La berceuse reflète la culture à laquelle elle appartient et met en évidence des éléments de la mythologie, de l'histoire et des légendes, mais aussi divers problèmes de nature psychologique, qui touchent les adultes comme les enfants, ouvrant ainsi une porte sur la vie quotidienne et la société d’une époque donnée.
Des chants qui ne servent pas seulement à endormir !
La fonction principale d’une berceuse est d’endormir les enfants. En effet, la voix familière, aide les petits enfants à s’endormir en écoutant une douce mélodie tout comme le balancement rythmique du berceau. L’un des termes les plus utilisés et les plus répétés dans ces chansonnettes est coquetta (v. conquetta, coutchetta… selon les variantes attestées) : ce mot a une origine inconnue même si, à quelques différences près, on le trouve dans des textes similaires du domaine gallo-roman et gallo-italique, ainsi que l'autre mot, ponguetta, mot du langage enfantin (langage employé par les adultes lorsqu'ils s'adressent aux enfants).
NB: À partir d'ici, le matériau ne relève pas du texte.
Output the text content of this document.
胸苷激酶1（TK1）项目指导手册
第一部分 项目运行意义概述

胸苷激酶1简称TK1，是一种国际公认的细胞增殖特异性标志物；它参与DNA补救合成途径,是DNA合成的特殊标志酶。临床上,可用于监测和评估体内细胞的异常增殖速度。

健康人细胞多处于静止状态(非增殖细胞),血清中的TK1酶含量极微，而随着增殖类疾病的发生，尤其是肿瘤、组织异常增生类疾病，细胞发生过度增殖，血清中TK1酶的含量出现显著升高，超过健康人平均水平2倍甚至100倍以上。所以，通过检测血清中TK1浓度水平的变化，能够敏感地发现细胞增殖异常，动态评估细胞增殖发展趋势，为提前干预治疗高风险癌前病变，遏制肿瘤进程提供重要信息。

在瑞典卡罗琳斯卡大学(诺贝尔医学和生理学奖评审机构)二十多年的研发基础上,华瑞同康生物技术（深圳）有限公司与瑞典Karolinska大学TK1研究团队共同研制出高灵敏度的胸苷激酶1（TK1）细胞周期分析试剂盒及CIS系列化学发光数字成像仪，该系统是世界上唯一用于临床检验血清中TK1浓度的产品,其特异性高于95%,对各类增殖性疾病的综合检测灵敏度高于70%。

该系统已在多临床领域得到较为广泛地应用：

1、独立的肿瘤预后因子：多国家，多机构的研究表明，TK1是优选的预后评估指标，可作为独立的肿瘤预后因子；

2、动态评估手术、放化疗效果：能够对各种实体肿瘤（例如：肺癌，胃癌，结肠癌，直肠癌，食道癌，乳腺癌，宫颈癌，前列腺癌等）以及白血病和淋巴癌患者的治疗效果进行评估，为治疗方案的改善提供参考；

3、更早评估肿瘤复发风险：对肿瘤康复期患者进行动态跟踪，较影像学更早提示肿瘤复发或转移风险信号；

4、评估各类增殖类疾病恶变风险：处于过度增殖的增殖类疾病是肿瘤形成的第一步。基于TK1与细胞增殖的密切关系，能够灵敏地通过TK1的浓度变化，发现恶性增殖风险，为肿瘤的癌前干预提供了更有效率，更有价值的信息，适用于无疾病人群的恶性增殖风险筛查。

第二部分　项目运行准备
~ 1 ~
Les deux mots, tout en ayant pas une signification précise, confèrent au rythme et de la musicalité de la berceuse.
Berceuse pour endormir- Verrayes (recherche du Guichet Linguistique, 2009)
Brésàn Brélàn Lè cllotse dè Milan Milan y è mor La fenna i dor Lè minó i ployon Lo valet i tsante La serventa i danse Lo tètè i barse Lo poulì I fé quiquiriquì
Bresàn Brelàn Les cloches de Milan Milan est mort La femme dort Les enfants pleurent Le valet chante La servante danse Le petit chien aboie Le coq fait Cocorico
Berceuse pour endormir- Cogne (Concours Cerlogne n°16, 1977-78)
Din don dan La tchotse de Milan Milan l’et mor La fenna i l’et d’or Le mèina que pieuron Lou valet que fai la poulenta Lou tsin tire eun pet Va se catsé dezot lou ban E reste pique Tchedjó A sentì lo gramo fió
Din don dan La cloche de Milan Milan est mort La femme est d’or Les enfants qui pleurent Le valet qui prépare la polenta Le chien fait un pet Va se cacher sous le banc Et il ne reste que Tchedjó Pour sentir la mauvaise odeur
Berceuse pour endormir- Torgnon (recherche du Guichet Linguistique, 2009)
Din don dan La cllotse dè Milan Milan y è mor La fenna i dor Lé minó i ployon Y an beuttó su lo peló Y an aguetó sè y è proi saló Y chè son beurló La poueunte dou no Y an robató Dju pé la cllèiva di Bezenvó
Din don dan La cloche de Milan Milan est mort La femme dort Les enfants pleurent Ils ont fait cuire leur bouillie Ils ont goûté si elle est assez salée Ils se sont brûlés Le bout du nez Ils ont dégringolé La pente des Besenval
Berceuse pour endormir- Ayas (Concours Cerlogne n°16, 1977-78)
Din è din dan Le quiotche dè Milan Milan l’è mort La fenna a dor Li mèinà i piouron Le djéléne i crotsoulon Lo djal ou tchanta Su so la bantcha Quiquiriquì
Din et din dan Les cloches de Milan Milan est mort La femme dort Les enfants pleurent Les poules gloussent Le coq chante Là sur le banc Cocorico
Berceuse pour endormir- Montjovet (Concours Cerlogne n°16, 1977-78)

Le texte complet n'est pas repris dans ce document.